UNA FECHA PARA RECORDAR

<hr><h2><u>UNA FECHA PARA RECORDAR</h2></u>

16 DE JUNIO DE 1955


Por Enrique Lacolla
Córdoba (Argentina) – Junio de 2005

Hay fechas que son hitos en la historia de un país porque dan cuenta, de pronto y con un gran aporte de elementos dramáticos, de un cambio que ha estado produciéndose en el substrato social. Y también hay otros, no menos intensos, que expresan una reacción desenfrenada y a veces feroz contra ese mismo cambio.

El 17 de octubre de 1945 fue representativa de la primera de esas instancias. Y el 16 de junio de 1955 resultó abrumadoramente expresiva de la segunda.

El 17 de octubre marcó la irrupción del proletariado urbano y de amplios sectores de la clase media en la generación de los actos de gobierno de una nación que, desde 1930, había visto su vida política mediada por el fraude o por las intervenciones militares.

El 16 de junio implicó el comienzo de una brutal regresión que sirvió de puente entre la ferocidad de las guerras civiles del siglo XIX y el régimen derogador de la voluntad popular que se extendió, casi sin interrupciones, hasta 1983.

Una historia de traiciones

La historia del 16 de junio es bien conocida por quienes eran adultos en ese tiempo, pero las jóvenes generaciones no se la representan cabalmente. No estará de más trazarla en sus grandes rasgos, por lo tanto.

El segundo mandato del general Juan Perón, salido de unas elecciones irreprochables que lo ungieron con una clara mayoría, soportaba los embates de una oposición que se cebaba en los obvios defectos de un régimen afligido por cierta deformación autoritaria, que rechazaba el disenso y daba muy poco o ningún espacio para la expresión de éste. Esa oposición, sin embargo, no expresaba sólo esta impaciencia “ética”, sino que, a sabiendas o no, era la punta de lanza de un introyectado resentimiento de clase y de una conspiración oligárquico-imperialista que apuntaba a demoler el gobierno popular no por sus defectos, sino por sus virtudes.
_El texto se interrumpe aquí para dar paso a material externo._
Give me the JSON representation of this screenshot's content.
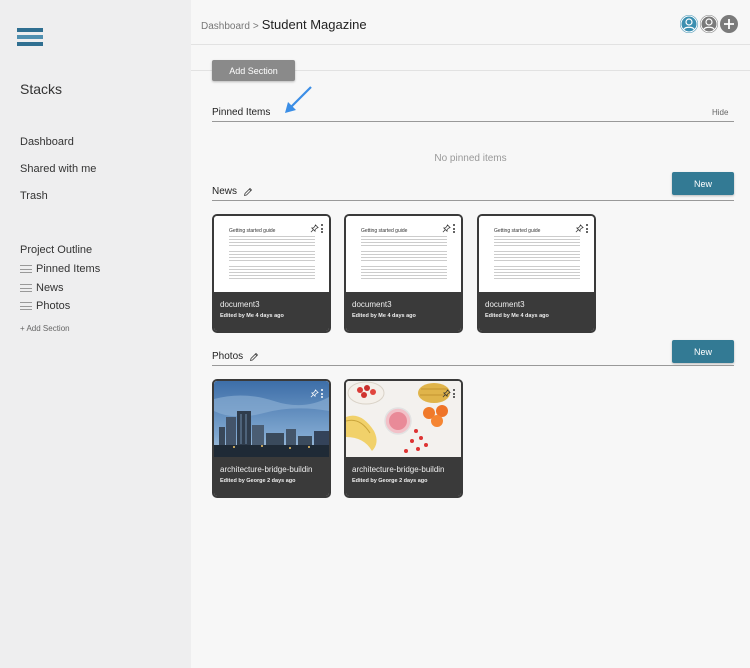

Entre estas se contaban el establecimiento de una política exterior independiente, una fuerte industrialización, una regulación ponderada de la economía de parte del Estado y, lo último pero no lo menos importante, la difusión de la justicia social, que por primera vez convertía a la Argentina en una sociedad de veras inclusiva y ponía a sus capas más pobres en capacidad de proyectarse hacia el estrato poblacional inmediatamente superior a su condición. La movilidad social, que siempre había existido en el país, pero a una escala y a un ritmo mucho más limitados, se había convertido por fin en un factor esencial de democratización.

El resentimiento de los sectores dominantes ante estas modificaciones y el disgusto que causaban, en un arco más vasto de la opinión, la mediocridad y las manifestaciones de servilismo que muchos de los miembros del entorno del poder tenían hacia su titular, difícilmente hubieran podido generar, por lo tanto, las condiciones para un estallido si no se hubiera dado, por añadidura, un gratuito conflicto con la Iglesia, ornado por el estilo destemplado de Perón, que tornó volátil el ambiente.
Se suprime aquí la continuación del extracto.